Poetry. If what you relish about thought is its heft, velocity, its unpredictability, then Fred Muratori's THE SPECTRA will transport you. Visceral particulars—Batman, buzzsaws, wax-lustered cars, beef, and, yes, even Roy Orbison—propel readers beyond finitude in blunt cascades of 15 lines. Enjambments facilitate speed, precariousness, volatility while asking: "What if everything we think, from first synaptic spark to the last, is one thought, continuously digressive?" Parsed out in 13 syllables per line, life besieges readers as Muratori charts the source of the unsayable. Locomotion and elocution bring us to life's brim, to the subliminal spectra therein. One could cite Kant, Leibnitz and Wittgenstein to explain how Muratori twists conventional notions of meaning formation. The poet himself tips his hat to Wallace Stevens and others who fall into consciousness—Dupin, Bronk, Dahlberg, and Zukofsky. THE SPECTRA's thoughts-about-thought clang and balk, surprising us all.

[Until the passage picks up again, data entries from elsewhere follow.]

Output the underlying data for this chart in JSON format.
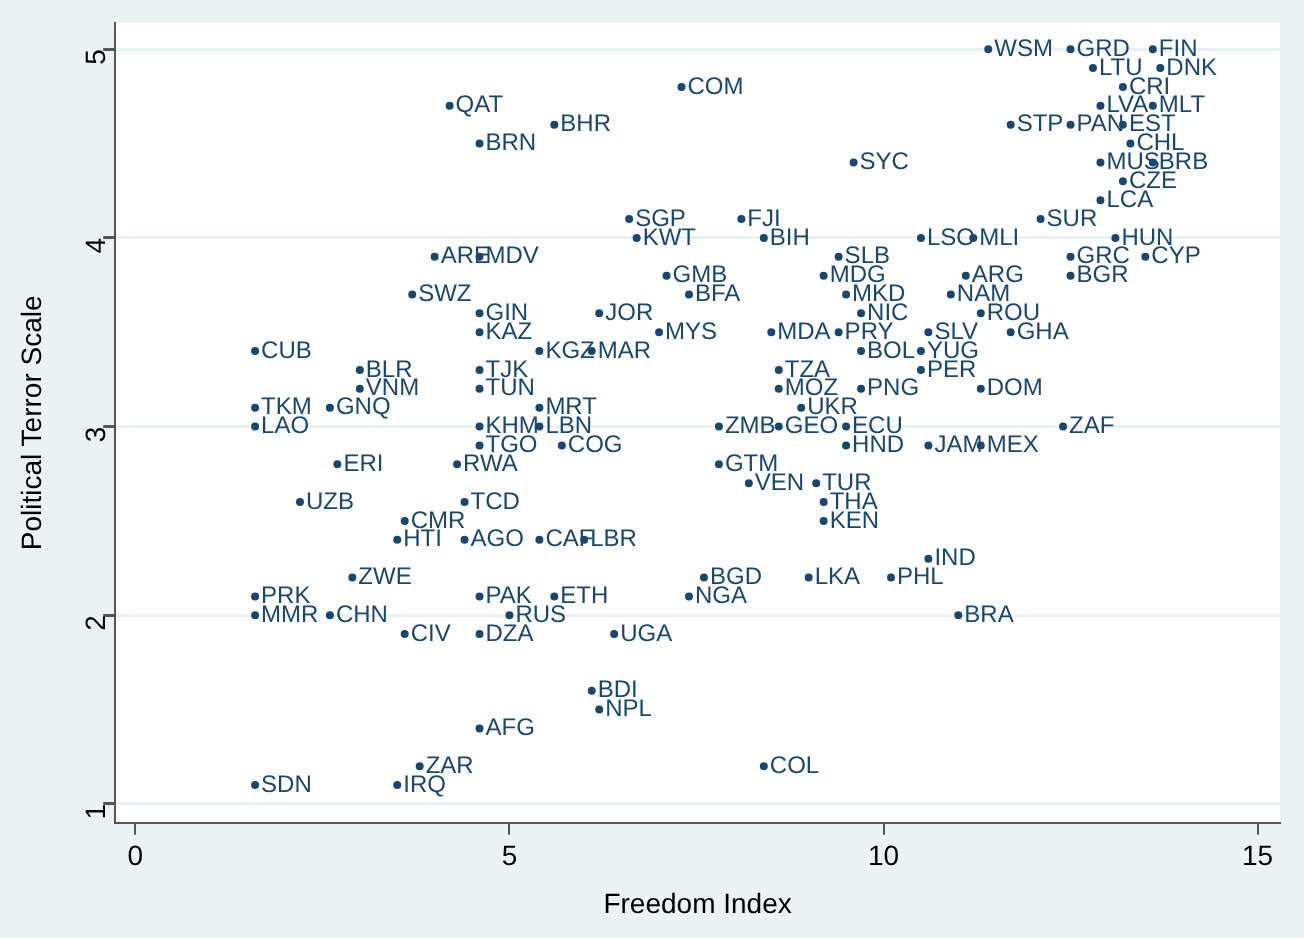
{
  "chart_data": {
    "type": "scatter",
    "xlabel": "Freedom Index",
    "ylabel": "Political Terror Scale",
    "xlim": [
      -0.27,
      15.3
    ],
    "ylim": [
      0.9,
      5.14
    ],
    "xticks": [
      0,
      5,
      10,
      15
    ],
    "yticks": [
      1,
      2,
      3,
      4,
      5
    ],
    "grid": "y",
    "marker": "circle",
    "series": [
      {
        "color": "#1a476f",
        "x": [
          11.4,
          12.5,
          13.6,
          12.8,
          13.7,
          13.2,
          12.9,
          13.6,
          11.7,
          12.5,
          13.2,
          13.3,
          12.9,
          13.6,
          13.2,
          12.9,
          12.1,
          13.1,
          13.5,
          12.5,
          12.5,
          10.5,
          11.2,
          11.1,
          10.9,
          9.5,
          9.7,
          11.3,
          11.7,
          10.6,
          10.5,
          10.5,
          11.3,
          9.7,
          9.7,
          12.4,
          9.5,
          9.5,
          10.6,
          11.3,
          9.1,
          9.2,
          9.2,
          8.2,
          7.8,
          7.8,
          8.6,
          8.9,
          8.6,
          8.6,
          8.5,
          9.4,
          9.2,
          9.4,
          8.4,
          8.1,
          9.6,
          7.3,
          5.6,
          4.6,
          4.2,
          6.6,
          6.7,
          7.1,
          7.4,
          4.0,
          4.6,
          3.7,
          4.6,
          4.6,
          6.2,
          7.0,
          5.4,
          6.1,
          4.6,
          4.6,
          5.4,
          4.6,
          5.4,
          4.6,
          5.7,
          4.3,
          4.4,
          3.6,
          3.5,
          4.4,
          5.4,
          6.0,
          4.6,
          5.6,
          5.0,
          4.6,
          6.4,
          3.6,
          2.9,
          1.6,
          1.6,
          2.6,
          7.4,
          7.6,
          9.0,
          10.1,
          10.6,
          11.0,
          6.1,
          6.2,
          4.6,
          8.4,
          3.8,
          3.5,
          1.6,
          2.2,
          2.7,
          1.6,
          1.6,
          2.6,
          3.0,
          3.0,
          1.6
        ],
        "values": [
          5.0,
          5.0,
          5.0,
          4.9,
          4.9,
          4.8,
          4.7,
          4.7,
          4.6,
          4.6,
          4.6,
          4.5,
          4.4,
          4.4,
          4.3,
          4.2,
          4.1,
          4.0,
          3.9,
          3.9,
          3.8,
          4.0,
          4.0,
          3.8,
          3.7,
          3.7,
          3.6,
          3.6,
          3.5,
          3.5,
          3.4,
          3.3,
          3.2,
          3.4,
          3.2,
          3.0,
          3.0,
          2.9,
          2.9,
          2.9,
          2.7,
          2.6,
          2.5,
          2.7,
          2.8,
          3.0,
          3.0,
          3.1,
          3.2,
          3.3,
          3.5,
          3.5,
          3.8,
          3.9,
          4.0,
          4.1,
          4.4,
          4.8,
          4.6,
          4.5,
          4.7,
          4.1,
          4.0,
          3.8,
          3.7,
          3.9,
          3.9,
          3.7,
          3.6,
          3.5,
          3.6,
          3.5,
          3.4,
          3.4,
          3.3,
          3.2,
          3.1,
          3.0,
          3.0,
          2.9,
          2.9,
          2.8,
          2.6,
          2.5,
          2.4,
          2.4,
          2.4,
          2.4,
          2.1,
          2.1,
          2.0,
          1.9,
          1.9,
          1.9,
          2.2,
          2.1,
          2.0,
          2.0,
          2.1,
          2.2,
          2.2,
          2.2,
          2.3,
          2.0,
          1.6,
          1.5,
          1.4,
          1.2,
          1.2,
          1.1,
          1.1,
          2.6,
          2.8,
          3.1,
          3.0,
          3.1,
          3.3,
          3.2,
          3.4
        ],
        "value_labels": [
          "WSM",
          "GRD",
          "FIN",
          "LTU",
          "DNK",
          "CRI",
          "LVA",
          "MLT",
          "STP",
          "PAN",
          "EST",
          "CHL",
          "MUS",
          "BRB",
          "CZE",
          "LCA",
          "SUR",
          "HUN",
          "CYP",
          "GRC",
          "BGR",
          "LSO",
          "MLI",
          "ARG",
          "NAM",
          "MKD",
          "NIC",
          "ROU",
          "GHA",
          "SLV",
          "YUG",
          "PER",
          "DOM",
          "BOL",
          "PNG",
          "ZAF",
          "ECU",
          "HND",
          "JAM",
          "MEX",
          "TUR",
          "THA",
          "KEN",
          "VEN",
          "GTM",
          "ZMB",
          "GEO",
          "UKR",
          "MOZ",
          "TZA",
          "MDA",
          "PRY",
          "MDG",
          "SLB",
          "BIH",
          "FJI",
          "SYC",
          "COM",
          "BHR",
          "BRN",
          "QAT",
          "SGP",
          "KWT",
          "GMB",
          "BFA",
          "ARE",
          "MDV",
          "SWZ",
          "GIN",
          "KAZ",
          "JOR",
          "MYS",
          "KGZ",
          "MAR",
          "TJK",
          "TUN",
          "MRT",
          "KHM",
          "LBN",
          "TGO",
          "COG",
          "RWA",
          "TCD",
          "CMR",
          "HTI",
          "AGO",
          "CAF",
          "LBR",
          "PAK",
          "ETH",
          "RUS",
          "DZA",
          "UGA",
          "CIV",
          "ZWE",
          "PRK",
          "MMR",
          "CHN",
          "NGA",
          "BGD",
          "LKA",
          "PHL",
          "IND",
          "BRA",
          "BDI",
          "NPL",
          "AFG",
          "COL",
          "ZAR",
          "IRQ",
          "SDN",
          "UZB",
          "ERI",
          "TKM",
          "LAO",
          "GNQ",
          "BLR",
          "VNM",
          "CUB"
        ]
      }
    ]
  }
}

Author City: ITHACA, NY USA
Born and raised near New Haven, Connecticut, Fred Muratori is an alumnus of Fairfield University and of the graduate creative writing program at Syracuse University, where he studied with Philip Booth and W.D. Snodgrass. He is the author of three full-length poetry collections, A CIVILIZATION (Dos Madres Press, 2014), THE SPECTRA (Stockport Flats Press, 2011) and Despite Repeated Warnings (Basfal Books, 1994), as well as a chapbook, The Possible (State Street Press, 1988). His poems and prose poems have appeared widely in journals such as The Iowa Review, New American Writing, Hotel Amerika, Poetry, Denver Quarterly, Verse, River Styx, and Stone Canoe; in the anthology series The Best American Poetry and The Best of the Prose Poem; the textbook Writing Dangerous Poetry; and on the Poetry Daily web site. His reviews of contemporary poetry can be found in Boston Review, American Book Review, Library Journal, Manhattan Review, and Notre Dame Review, among others. A recipient of poetry writing grants from the New York State Council on the Arts and the Saltonstall Foundation, he lives in Ithaca, New York and works as the Bibliographer for English-language Literature, Theater and Film at the Cornell University Library.